Faced with an empty editorial board, Berg hired a freelancer to lay out The Star’s endorsements. Not just any freelancer – the Star’s editorial freelancer is Rich Hood, a Republican who once led The Star editorial page until he lost that high-paid job in a 2001 Star cutback. One of Hood’s heroes is former Senator John Ashcroft, whose son The Star has just editorially embraced for secretary of state. Hood’s editorial also dissed home-grown KC area Democratic candidates Jason Kander vs Blunt and Teresa Hensley vs Hawley. The latest GOP endorsements have Hood’s heavy Republican handprints, as his conservative voice was empowered by Berg just in time to help out Blunt, Ashcroft, Hawley and Schmitt.

This weekend, Shelly excoriated Berg for editorial endorsements exemplifying the rightward swing. And Shelly noted on Facebook: “… if you think the Star’s endorsement of Roy Blunt sounds like a press release, you could be right. Word is the ‘editorial board’ invited both campaigns to send a one-page summary of why they deserve the endorsement, and pretty much regurgitated Blunt’s.”

The Pitch called The Star editorial page “a local resource willing itself limp,” adding: “Incoming editorial-board VP Colleen McCain Nelson won’t arrive until well after the election, which she’s covering for The Wall Street Journal. Who knows how much time she’ll require to establish her own presence and staff up?” The Pitch continued that The Star’s Berg has “picked this odd moment to yank out what’s left of the paper’s spine,” citing a post-presidential debate editorial that “doesn’t read like a careful turn rightward or to some imagined center.”

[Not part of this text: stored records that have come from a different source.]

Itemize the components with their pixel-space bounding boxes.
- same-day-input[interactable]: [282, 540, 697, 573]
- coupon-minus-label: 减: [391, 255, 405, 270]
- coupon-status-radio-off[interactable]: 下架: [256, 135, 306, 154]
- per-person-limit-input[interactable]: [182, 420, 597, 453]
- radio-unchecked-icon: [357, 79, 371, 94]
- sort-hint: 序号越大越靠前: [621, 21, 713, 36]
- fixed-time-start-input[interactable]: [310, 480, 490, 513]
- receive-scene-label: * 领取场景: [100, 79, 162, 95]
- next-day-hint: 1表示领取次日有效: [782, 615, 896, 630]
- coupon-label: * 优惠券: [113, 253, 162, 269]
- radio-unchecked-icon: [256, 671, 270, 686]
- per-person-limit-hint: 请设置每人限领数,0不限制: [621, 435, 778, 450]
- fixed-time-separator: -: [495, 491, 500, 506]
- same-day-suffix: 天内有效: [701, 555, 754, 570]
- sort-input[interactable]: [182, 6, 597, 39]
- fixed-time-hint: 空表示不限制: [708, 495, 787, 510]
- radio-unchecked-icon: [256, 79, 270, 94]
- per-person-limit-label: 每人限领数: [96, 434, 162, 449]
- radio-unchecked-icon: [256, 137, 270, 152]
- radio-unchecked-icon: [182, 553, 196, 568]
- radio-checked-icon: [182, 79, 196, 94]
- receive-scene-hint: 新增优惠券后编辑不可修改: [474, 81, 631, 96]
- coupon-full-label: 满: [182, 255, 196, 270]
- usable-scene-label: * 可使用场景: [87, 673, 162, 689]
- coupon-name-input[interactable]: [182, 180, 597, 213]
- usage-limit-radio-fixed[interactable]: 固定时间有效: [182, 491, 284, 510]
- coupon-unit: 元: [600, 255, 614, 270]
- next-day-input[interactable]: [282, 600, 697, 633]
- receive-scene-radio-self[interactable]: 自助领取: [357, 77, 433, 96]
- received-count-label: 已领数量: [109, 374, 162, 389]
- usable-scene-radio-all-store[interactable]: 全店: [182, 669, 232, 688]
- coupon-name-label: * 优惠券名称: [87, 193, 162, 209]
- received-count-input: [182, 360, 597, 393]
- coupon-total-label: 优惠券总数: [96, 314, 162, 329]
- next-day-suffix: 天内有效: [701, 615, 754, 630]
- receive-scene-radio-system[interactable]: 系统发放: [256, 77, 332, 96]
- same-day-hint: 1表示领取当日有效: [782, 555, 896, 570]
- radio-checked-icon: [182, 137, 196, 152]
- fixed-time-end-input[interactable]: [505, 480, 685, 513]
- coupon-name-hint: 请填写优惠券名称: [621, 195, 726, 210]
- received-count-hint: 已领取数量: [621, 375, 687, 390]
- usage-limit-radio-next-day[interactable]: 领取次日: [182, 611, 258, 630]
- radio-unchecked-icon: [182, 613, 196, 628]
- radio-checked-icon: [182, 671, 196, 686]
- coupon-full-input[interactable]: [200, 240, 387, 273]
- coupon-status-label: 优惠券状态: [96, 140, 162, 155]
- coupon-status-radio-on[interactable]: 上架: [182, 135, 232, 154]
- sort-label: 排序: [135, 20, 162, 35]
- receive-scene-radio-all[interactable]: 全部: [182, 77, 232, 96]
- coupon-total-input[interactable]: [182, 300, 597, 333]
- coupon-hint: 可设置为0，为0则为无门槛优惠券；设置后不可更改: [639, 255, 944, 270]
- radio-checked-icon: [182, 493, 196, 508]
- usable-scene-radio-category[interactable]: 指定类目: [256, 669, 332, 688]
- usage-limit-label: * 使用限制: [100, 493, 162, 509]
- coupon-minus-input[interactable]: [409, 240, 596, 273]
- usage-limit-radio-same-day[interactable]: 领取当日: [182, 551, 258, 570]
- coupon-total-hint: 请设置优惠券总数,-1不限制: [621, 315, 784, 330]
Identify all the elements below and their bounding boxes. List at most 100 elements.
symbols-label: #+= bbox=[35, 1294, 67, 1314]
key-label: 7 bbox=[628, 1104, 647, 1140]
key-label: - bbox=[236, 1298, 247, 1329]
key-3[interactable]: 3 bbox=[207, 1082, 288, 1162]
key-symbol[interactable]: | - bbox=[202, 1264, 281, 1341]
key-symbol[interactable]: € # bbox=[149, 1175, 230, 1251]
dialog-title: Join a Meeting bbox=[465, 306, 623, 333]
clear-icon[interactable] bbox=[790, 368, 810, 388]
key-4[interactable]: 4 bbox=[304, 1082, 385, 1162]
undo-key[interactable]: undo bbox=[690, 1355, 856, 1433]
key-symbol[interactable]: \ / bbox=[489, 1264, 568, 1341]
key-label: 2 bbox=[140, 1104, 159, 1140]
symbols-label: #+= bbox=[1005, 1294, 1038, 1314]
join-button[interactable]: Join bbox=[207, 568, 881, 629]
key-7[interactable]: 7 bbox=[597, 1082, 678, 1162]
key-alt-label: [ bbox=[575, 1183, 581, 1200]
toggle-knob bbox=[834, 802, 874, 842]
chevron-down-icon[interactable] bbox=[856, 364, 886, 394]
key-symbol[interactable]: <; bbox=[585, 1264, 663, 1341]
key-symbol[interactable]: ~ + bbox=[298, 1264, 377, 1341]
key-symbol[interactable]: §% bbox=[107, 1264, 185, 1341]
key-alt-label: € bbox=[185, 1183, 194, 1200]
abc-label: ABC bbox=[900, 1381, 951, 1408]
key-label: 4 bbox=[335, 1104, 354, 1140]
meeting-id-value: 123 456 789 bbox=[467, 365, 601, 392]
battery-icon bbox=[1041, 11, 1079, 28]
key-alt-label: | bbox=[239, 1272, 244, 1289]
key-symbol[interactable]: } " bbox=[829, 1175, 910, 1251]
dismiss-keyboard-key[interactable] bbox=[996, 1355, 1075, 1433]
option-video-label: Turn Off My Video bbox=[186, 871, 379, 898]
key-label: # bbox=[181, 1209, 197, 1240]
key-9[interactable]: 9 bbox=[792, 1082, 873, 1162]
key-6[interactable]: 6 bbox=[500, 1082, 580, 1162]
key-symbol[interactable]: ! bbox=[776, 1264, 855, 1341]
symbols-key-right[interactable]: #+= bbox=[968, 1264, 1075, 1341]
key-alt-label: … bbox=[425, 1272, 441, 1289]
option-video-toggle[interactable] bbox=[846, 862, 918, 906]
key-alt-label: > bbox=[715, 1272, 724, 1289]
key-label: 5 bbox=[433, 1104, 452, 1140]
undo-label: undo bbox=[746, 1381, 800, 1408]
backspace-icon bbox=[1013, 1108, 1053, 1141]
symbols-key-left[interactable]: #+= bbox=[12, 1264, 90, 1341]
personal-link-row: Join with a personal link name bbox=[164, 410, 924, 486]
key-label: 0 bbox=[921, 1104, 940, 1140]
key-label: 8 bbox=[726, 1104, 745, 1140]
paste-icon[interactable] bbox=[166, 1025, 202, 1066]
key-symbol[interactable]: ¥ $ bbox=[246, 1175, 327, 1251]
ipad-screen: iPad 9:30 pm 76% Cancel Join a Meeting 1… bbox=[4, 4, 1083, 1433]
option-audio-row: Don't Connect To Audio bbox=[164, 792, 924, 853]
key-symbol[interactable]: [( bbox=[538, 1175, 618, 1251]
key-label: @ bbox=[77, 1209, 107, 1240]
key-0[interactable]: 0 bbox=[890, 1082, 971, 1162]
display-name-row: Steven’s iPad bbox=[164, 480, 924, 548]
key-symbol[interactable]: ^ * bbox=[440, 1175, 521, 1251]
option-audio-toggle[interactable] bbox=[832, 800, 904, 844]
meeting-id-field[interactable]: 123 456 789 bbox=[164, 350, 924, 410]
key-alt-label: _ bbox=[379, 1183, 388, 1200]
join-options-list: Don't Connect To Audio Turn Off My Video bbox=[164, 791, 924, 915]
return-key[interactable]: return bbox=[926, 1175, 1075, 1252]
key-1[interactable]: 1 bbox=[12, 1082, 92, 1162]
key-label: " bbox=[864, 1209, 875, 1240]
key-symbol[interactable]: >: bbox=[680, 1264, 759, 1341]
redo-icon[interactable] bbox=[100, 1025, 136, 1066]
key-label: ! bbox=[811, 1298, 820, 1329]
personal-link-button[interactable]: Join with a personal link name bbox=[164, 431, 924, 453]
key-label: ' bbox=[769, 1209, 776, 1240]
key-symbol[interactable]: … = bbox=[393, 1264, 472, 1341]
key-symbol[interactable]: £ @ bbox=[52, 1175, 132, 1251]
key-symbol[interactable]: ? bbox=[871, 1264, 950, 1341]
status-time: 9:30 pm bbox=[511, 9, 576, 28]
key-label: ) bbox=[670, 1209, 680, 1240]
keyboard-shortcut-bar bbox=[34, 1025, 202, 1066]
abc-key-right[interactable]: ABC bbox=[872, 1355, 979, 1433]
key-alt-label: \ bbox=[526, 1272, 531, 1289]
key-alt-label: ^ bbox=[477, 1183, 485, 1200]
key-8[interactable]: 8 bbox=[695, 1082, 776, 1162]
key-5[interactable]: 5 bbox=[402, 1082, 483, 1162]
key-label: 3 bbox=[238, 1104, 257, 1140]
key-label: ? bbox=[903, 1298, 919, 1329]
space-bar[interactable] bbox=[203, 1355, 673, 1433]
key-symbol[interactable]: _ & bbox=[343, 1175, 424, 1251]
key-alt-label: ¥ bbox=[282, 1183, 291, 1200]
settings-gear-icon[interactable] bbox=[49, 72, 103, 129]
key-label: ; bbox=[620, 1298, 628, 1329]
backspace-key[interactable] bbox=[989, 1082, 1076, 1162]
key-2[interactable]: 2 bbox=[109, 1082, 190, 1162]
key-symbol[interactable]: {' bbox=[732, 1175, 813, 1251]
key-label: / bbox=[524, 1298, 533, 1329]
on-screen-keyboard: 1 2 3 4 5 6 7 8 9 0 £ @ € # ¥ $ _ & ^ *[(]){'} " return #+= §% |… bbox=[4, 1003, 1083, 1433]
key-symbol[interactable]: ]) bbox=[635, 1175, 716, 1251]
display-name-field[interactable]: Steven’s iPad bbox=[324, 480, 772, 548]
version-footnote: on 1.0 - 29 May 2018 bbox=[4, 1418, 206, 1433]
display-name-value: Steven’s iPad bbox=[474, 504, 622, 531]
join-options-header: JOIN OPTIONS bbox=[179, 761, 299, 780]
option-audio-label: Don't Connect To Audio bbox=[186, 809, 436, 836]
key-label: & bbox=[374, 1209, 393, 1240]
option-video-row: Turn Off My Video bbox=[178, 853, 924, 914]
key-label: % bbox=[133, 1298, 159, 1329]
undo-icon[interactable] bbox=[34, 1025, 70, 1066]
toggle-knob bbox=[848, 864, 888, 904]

Wrote Barb Shelly of the weekend endorsements: “I doubt if Berg knows enough to understand that he has now placed this new editor and whomever else is hired to write opinion — if anyone — on the side of the NRA, voter suppression, discrimination against gays, repression of women and the interests of corporate greed over working and striving Americans.”

Interestingly, Colleen Nelson was a co-winner of the 2010 Pulitzer Prize for editorial writing with her then-Dallas Morning News colleague Todd Robberson. This year, Robberson was named editorial page editor of the St. Louis Post-Dispatch. With the P-D’s unprecedented editorial flip-flopping of positions this year in regard to tobacco taxes, and The Star’s rightward lurch, both major newspaper editorial pages are in wobbly, understaffed and exhausted states. There are now weathered husks of amorphous opinion where once-brilliant writers held forth at 1729 Grand Boulevard in Kansas City and 900 North Tucker Boulevard in St. Louis. Do they even matter anymore?